The other bill, SB-261, will make companies with at least $500 million in revenue that do business in the state report climate-related risks and opportunities.
The development is significant for two major reasons: California’s law, assuming Democrat Gov. Gavin Newsom signs the bill, will be the de facto law of the land nationally; and the state law goes far beyond what the Securities and Exchange Commission has proposed.
Unlike the SEC’s Enhancement and Standardization of Climate-Related Disclosures for Investors, a final version of which has yet to be published, California would not only require a heightened level of disclosure – it would also do so to companies both public and private.
“It could become a de facto national standard until the SEC acts. It does in fact go further than the SEC’s proposal,” said Bryan McGannon, managing director at US SIF: Sustainable Investment Forum.
For example, the SEC’s proposed rule, which was issued last year, would only require Scope 1 and 2 emissions reporting for many companies. Big public companies for which Scope 3 emissions are considered material, or have Scope 3 emission-reduction targets, would have to report those.
That gives companies some wiggle room — but not if they plan on doing business in California, which is considered the fourth largest economy in the world.
This also wouldn’t be the first time the California effect has pushed major companies to make changes on a national basis. Because the state has the distinction of being the only one in the U.S. to set its own automotive emissions standards — an exemption from federal law it has had since the ’70s — it has continually pushed car makers to produce lower-emitting, more fuel-efficient vehicles.
“Auto makers are not trying to build a California car and then a rest-of-the-country car,” McGannon said, noting that a handful of other big states have followed — although they can’t draft their own standards, they can adopt California’s.
The emissions reporting issue “quickly becomes a very similar circumstance, where businesses are eager to be in the fourth largest economy in the world,” McGannon said. “And this is a part of doing business in that economy.”
Of course, many businesses don’t want higher standards forced on them — and there has been no shortage of comments, both to the state and to the SEC, about that. The majority of comments to the SEC have favored higher disclosure standards, but lobbying groups and trade associations in many cases have argued against them. Objections range from difficulty in collecting and reporting Scope 3 data to added costs and concerns that the SEC is trying to do too much at once — that several climate-related proposals it has made are connected and that commenters haven’t had enough time to review everything.
But it’s also worth noting that the SEC and California are not alone in moving to make companies report their climate and emissions data.
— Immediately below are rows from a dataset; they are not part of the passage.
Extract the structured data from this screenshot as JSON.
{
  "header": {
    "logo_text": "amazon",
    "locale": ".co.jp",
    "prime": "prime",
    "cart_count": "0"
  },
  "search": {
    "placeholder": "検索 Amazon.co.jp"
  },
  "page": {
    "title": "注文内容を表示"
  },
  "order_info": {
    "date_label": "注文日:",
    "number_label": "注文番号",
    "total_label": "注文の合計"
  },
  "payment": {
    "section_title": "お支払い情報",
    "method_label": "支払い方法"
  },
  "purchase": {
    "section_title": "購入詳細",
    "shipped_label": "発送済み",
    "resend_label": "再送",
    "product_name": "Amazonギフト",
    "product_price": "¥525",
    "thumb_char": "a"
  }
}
The EU, for example, will ask businesses in many cases to report Scope 3 emissions.
And then there are shareholders, which have pushed many companies in the U.S. and abroad to at least start collecting such data, if not go beyond and set targets to reduce their carbon footprints. While there is obviously an imperative among companies and shareholders to work toward sustainability for the good of the planet, many also see climate-related risks and opportunities as financially material. There are existential and economic incentives at play.
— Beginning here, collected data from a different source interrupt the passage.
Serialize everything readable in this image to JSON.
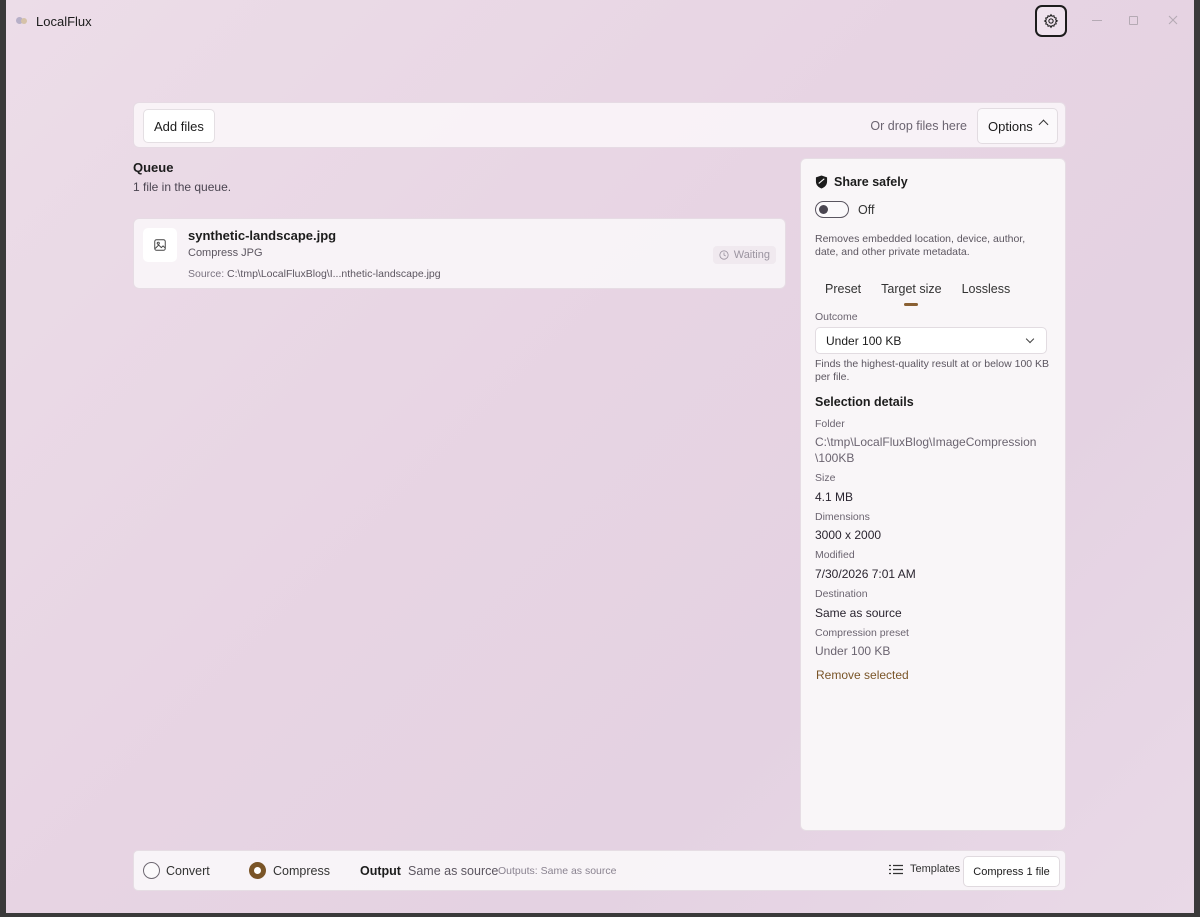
{
  "app": {
    "title": "LocalFlux"
  },
  "top_bar": {
    "add_files_label": "Add files",
    "drop_hint": "Or drop files here",
    "options_label": "Options"
  },
  "queue": {
    "title": "Queue",
    "count_text": "1 file in the queue.",
    "items": [
      {
        "name": "synthetic-landscape.jpg",
        "action": "Compress JPG",
        "source_label": "Source:",
        "source_path": "C:\\tmp\\LocalFluxBlog\\I...nthetic-landscape.jpg",
        "status": "Waiting"
      }
    ]
  },
  "side_panel": {
    "share_safely_title": "Share safely",
    "toggle_state": "Off",
    "description": "Removes embedded location, device, author, date, and other private metadata.",
    "tabs": [
      {
        "label": "Preset"
      },
      {
        "label": "Target size"
      },
      {
        "label": "Lossless"
      }
    ],
    "active_tab": "Target size",
    "outcome_label": "Outcome",
    "outcome_value": "Under 100 KB",
    "outcome_hint": "Finds the highest-quality result at or below 100 KB per file.",
    "selection_title": "Selection details",
    "details": {
      "folder_label": "Folder",
      "folder_value": "C:\\tmp\\LocalFluxBlog\\ImageCompression\n\\100KB",
      "size_label": "Size",
      "size_value": "4.1 MB",
      "dimensions_label": "Dimensions",
      "dimensions_value": "3000 x 2000",
      "modified_label": "Modified",
      "modified_value": "7/30/2026 7:01 AM",
      "destination_label": "Destination",
      "destination_value": "Same as source",
      "preset_label": "Compression preset",
      "preset_value": "Under 100 KB"
    },
    "remove_label": "Remove selected"
  },
  "bottom_bar": {
    "convert_label": "Convert",
    "compress_label": "Compress",
    "selected_mode": "Compress",
    "output_label": "Output",
    "output_value": "Same as source",
    "output_summary": "Outputs: Same as source",
    "templates_label": "Templates",
    "compress_button_label": "Compress 1 file"
  },
  "colors": {
    "accent": "#7a5528",
    "background": "#e7d4e3"
  }
}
All that is to say, it seems very likely in the near future that companies will have to provide climate and emissions data. Even if the SEC waters down the final version of its rule, or if California is challenged in court, it’s hard to imagine that a more stringent reporting system isn’t eventually put in place. And of course, major U.S. companies that do business in Europe will still have to report emissions data.
Today, investors and asset managers don’t all agree on whether public companies should focus on improving their environmental and social practices, at least as it relates to financial returns. That is why products from firms like Strive Asset Management, which focuses on voting against ESG-related shareholder resolutions in proxies, have been popping up and gathering money.
But importantly, many public companies are voluntarily reporting emissions data — even Scope 3. To the extent that investors value that information, it would seem important to ensure that companies collect and report it in consistent ways.
For Scope 1 and 2 data, the SEC and California would require that companies use third parties to assure the information is property gathered. And California will likely require Scope 3 emissions to have third-party assurance starting in 2030.
Consulting firms and the big four accountants see the writing — Deloitte, Ernst & Young, PwC and KPMG have rolled emissions reporting into their services, McGannon noted. While that’s a business opportunity for the firms, the costs of engaging them will be less for many clients than trying to do climate reporting in-house, he said.
“There’s been a huge increase in the number of firms that are providing those services to companies,” he said. “You’ll continue to see that grow dramatically when there’s a law in place.”